Fazia do asfalto combustível e da estrada o chão morno de casa. E o caminho desdobrava-se. Desenrolava-se num tapete movediço, de onde não se chegavam a desatar os nós. Estendia-se debaixo do solavanco dos passos mas não trilhava rotas nem anunciava destino. Era circular na forma e monocromático na paisagem.

Tinha a alma condenada à solidão e só a ela se confessava. Não sabia se o frio vinha de fora se nascia já implosivo por dentro. Às vezes tinha saudade. Tinha saudade de ter saudade. Tinha saudade da saudade que ultrapassava a leviandade do desejo e a fragilidade inquieta das viagens. Às vezes tinha saudade de um mundo mais perto do seu, das suas maleitas, das suas chagas, dos seus desconsolos.

Tinha a alma condenada à solidão, entre fugas e abalos, tentativas e erros, repetições e vácuo. Tinha calos nos músculos e porosidade nas emoções. Tinha tecido a soltar-se entre as andanças. Pedaços de carne que gretavam e sangravam e rangiam a cada novo embate. Mas tinha-se a si presa a si própria nas carruagens vazias e nos apeadeiros sombrios e desolados. Às vezes convencia-se de que lhe bastava.

Num dia de distracção ela demorou-se na partida. Ele atrasou-se à chegada. E a dinâmica imparável do tempo havia, por fim, cedido ao cansaço.

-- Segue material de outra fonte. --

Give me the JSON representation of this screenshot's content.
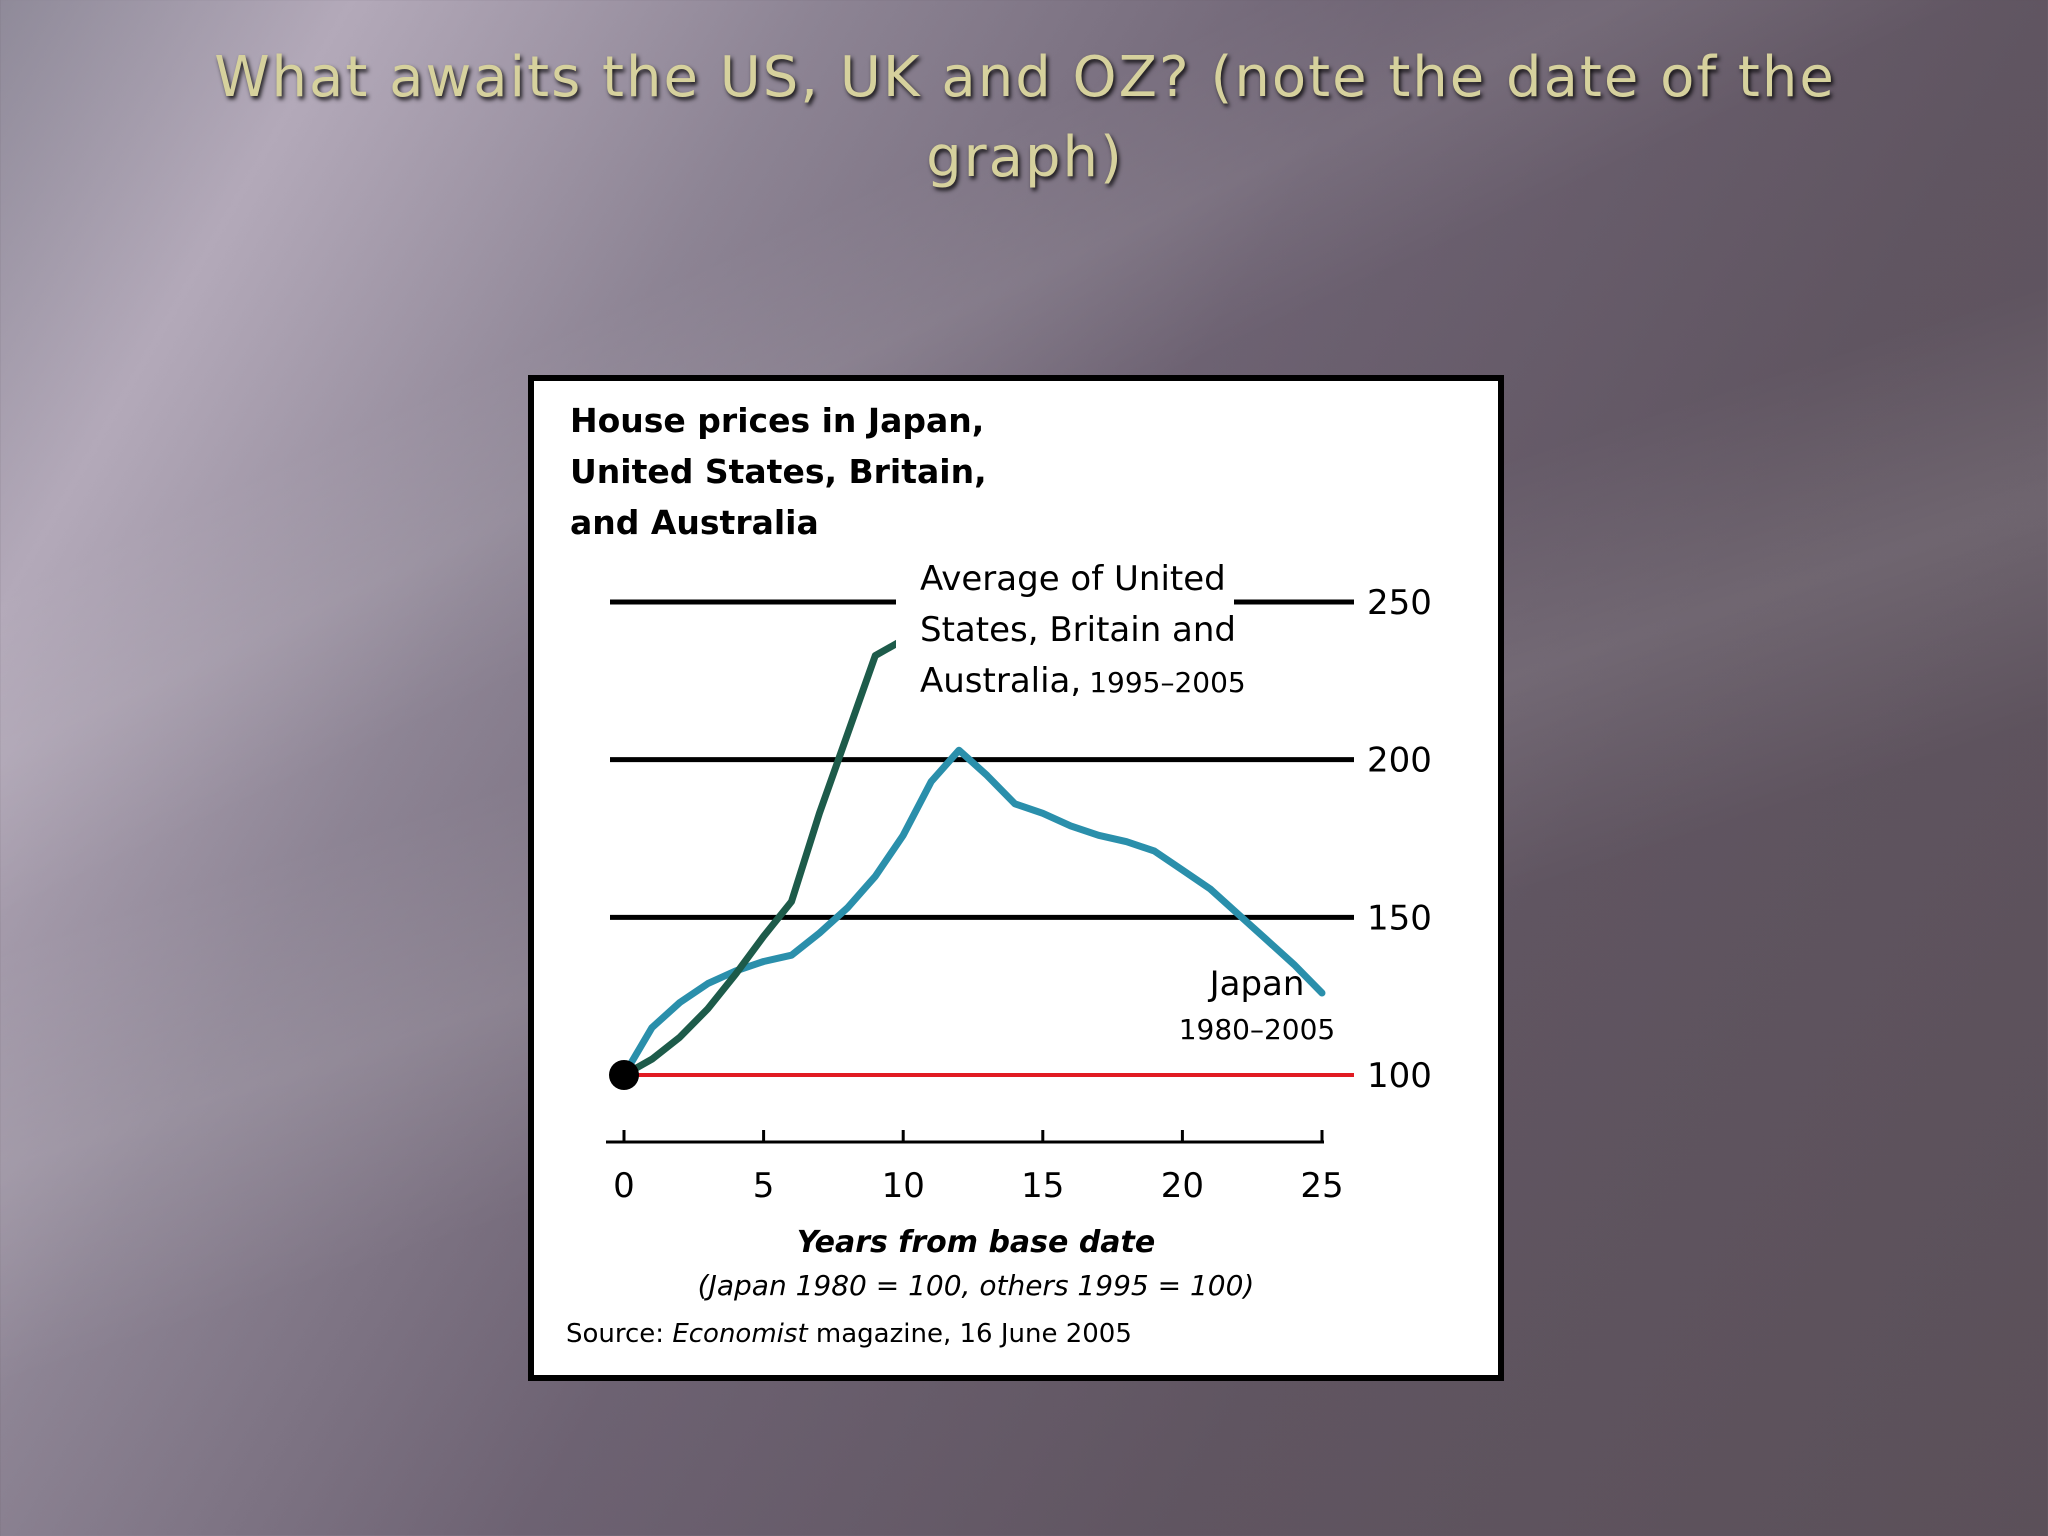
{
  "slide": {
    "title": "What awaits the US, UK and OZ?  (note the date of the graph)"
  },
  "colors": {
    "title": "#d6d19d",
    "us_uk_oz_line": "#1d5b4a",
    "japan_line": "#2a8fab",
    "baseline": "#e11b22"
  },
  "chart_data": {
    "type": "line",
    "title_lines": [
      "House prices in Japan,",
      "United States, Britain,",
      "and Australia"
    ],
    "xlabel": "Years from base date",
    "xlabel_note": "(Japan 1980 = 100, others 1995 = 100)",
    "source_prefix": "Source: ",
    "source_italic": "Economist",
    "source_suffix": " magazine,  16 June 2005",
    "xlim": [
      0,
      25
    ],
    "ylim": [
      80,
      260
    ],
    "x_ticks": [
      0,
      5,
      10,
      15,
      20,
      25
    ],
    "y_ticks": [
      100,
      150,
      200,
      250
    ],
    "y_axis_side": "right",
    "grid": true,
    "baseline": 100,
    "series": [
      {
        "label_lines": [
          "Average of United",
          "States, Britain and"
        ],
        "label_last": "Australia,",
        "label_years": "1995–2005",
        "x": [
          0,
          1,
          2,
          3,
          4,
          5,
          6,
          7,
          8,
          9,
          10
        ],
        "y": [
          100,
          105,
          112,
          121,
          132,
          144,
          155,
          183,
          208,
          233,
          238
        ]
      },
      {
        "label_lines": [
          "Japan"
        ],
        "label_years": "1980–2005",
        "x": [
          0,
          1,
          2,
          3,
          4,
          5,
          6,
          7,
          8,
          9,
          10,
          11,
          12,
          13,
          14,
          15,
          16,
          17,
          18,
          19,
          20,
          21,
          22,
          23,
          24,
          25
        ],
        "y": [
          100,
          115,
          123,
          129,
          133,
          136,
          138,
          145,
          153,
          163,
          176,
          193,
          203,
          195,
          186,
          183,
          179,
          176,
          174,
          171,
          165,
          159,
          151,
          143,
          135,
          126
        ]
      }
    ]
  }
}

Se ela trazia na bagagem a solidão ele carregava-a na palma aberta das mãos. Ela era forasteira e vagabunda por compulsão. Ele amante e companheiro por devoção. Ela queria ver para além do que os olhos alcançavam. Ele via para lá do que o seu olhar lhe dizia. Se ela voltava ao passado ele trazia-lhe um presente. Se se mostrava perdida ele recordava-lhe que acabara de ser achada. Se rasurava interrogações ele desenhava-lhe pontos finais. Se magicava problemas ele segredava-lhe soluções. Se se vestia de silêncio ele ajeitava-lhe os trajes com melodias e novas canções. Ela disse que talvez partisse. Ele disse que partiria com ela. Ela ficou. Ele também.

Ela continua com a lua pendurada no tecto do quarto. Ele com a noite entre as quatro paredes. Mas no universo que é só deles a solidão é agora o cenário desfocado que às vezes espreitam pela janela onde penduraram a cortina das novas descobertas.